My view is that some enterprise LLM work will move into this category as lower-risk use cases, such as customer support bots and internal knowledge Q&A, become well covered by horizontal platforms. For workflows where errors have material impact, I change the evaluation question from "does it sound right" to "can I prove why it did what it did".

If you're evaluating an agent system against those five disciplines and finding gaps, [write to me](#contact).

## FAQ

### Why persist agent state before side-effecting tool calls?

I persist agent state before any tool call that has side effects because otherwise I cannot answer what the agent knew at step N. Durable state adds latency and storage per step, but it makes replay, audit, and trajectory debugging possible after an incident.

### How should tool failures be represented for an LLM agent?

I make every tool contract expose typed, exhaustive failure modes instead of unstructured exceptions or silent catches.

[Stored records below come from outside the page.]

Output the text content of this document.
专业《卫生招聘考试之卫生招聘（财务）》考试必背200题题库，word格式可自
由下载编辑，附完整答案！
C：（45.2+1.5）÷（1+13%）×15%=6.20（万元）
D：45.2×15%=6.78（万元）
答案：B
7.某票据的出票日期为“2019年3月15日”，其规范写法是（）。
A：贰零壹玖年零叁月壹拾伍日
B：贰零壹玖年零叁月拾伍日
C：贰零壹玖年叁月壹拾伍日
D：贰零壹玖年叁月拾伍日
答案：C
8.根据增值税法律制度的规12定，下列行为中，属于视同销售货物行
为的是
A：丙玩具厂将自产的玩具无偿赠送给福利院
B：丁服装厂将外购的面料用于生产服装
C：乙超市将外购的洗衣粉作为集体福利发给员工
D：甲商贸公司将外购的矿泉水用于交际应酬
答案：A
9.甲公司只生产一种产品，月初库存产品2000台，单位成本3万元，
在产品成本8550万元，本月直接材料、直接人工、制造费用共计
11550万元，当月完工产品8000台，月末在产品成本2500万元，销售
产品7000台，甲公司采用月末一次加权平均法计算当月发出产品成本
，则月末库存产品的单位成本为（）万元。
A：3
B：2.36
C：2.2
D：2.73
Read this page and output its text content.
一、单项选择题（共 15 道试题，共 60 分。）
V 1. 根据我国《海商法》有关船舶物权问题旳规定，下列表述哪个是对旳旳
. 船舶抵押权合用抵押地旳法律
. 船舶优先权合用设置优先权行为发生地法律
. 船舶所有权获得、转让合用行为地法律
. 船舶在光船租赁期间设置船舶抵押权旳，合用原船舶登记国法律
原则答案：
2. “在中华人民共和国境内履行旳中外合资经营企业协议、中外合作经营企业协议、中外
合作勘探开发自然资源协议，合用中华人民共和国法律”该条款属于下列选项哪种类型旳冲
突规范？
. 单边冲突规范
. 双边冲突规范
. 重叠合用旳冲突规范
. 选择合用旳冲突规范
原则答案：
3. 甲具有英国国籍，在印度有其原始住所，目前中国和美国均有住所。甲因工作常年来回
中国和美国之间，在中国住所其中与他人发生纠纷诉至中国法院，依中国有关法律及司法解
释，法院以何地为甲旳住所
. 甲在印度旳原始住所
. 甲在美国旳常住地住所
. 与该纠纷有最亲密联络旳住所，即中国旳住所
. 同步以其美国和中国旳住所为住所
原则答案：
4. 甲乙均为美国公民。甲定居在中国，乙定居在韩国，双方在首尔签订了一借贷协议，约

With a schema such as a status field for ok, rate_limited, empty, or auth_error, I give the LLM expected cases it can handle, such as waiting after rate limiting.

### When should an agent require human-in-the-loop approval?

I require a human-in-the-loop checkpoint or a separate validation agent with fixed rules for actions with financial, legal, or customer-facing impact. For me, that includes external communications, writes to systems of record, and anything that affects external systems or customer-visible state.

### What evidence should an agent run record for auditability?

I want every run to record the input, prompt template hash, model name and version, tool invocations with arguments and returns, final output, and a chain-of-custody timestamp. I do not rely on logs alone; I want the trace to support replayable evidence for diagnosis.

### What recovery paths should exist before production release?

Before I ship, I write down plausible production failure modes and the recovery action for each. Examples include fallback model routing for deprecation or rate limits, a circuit breaker and escalation for malformed tool output, trajectory abort on prompt injection, and read-only mode when the state store is unavailable.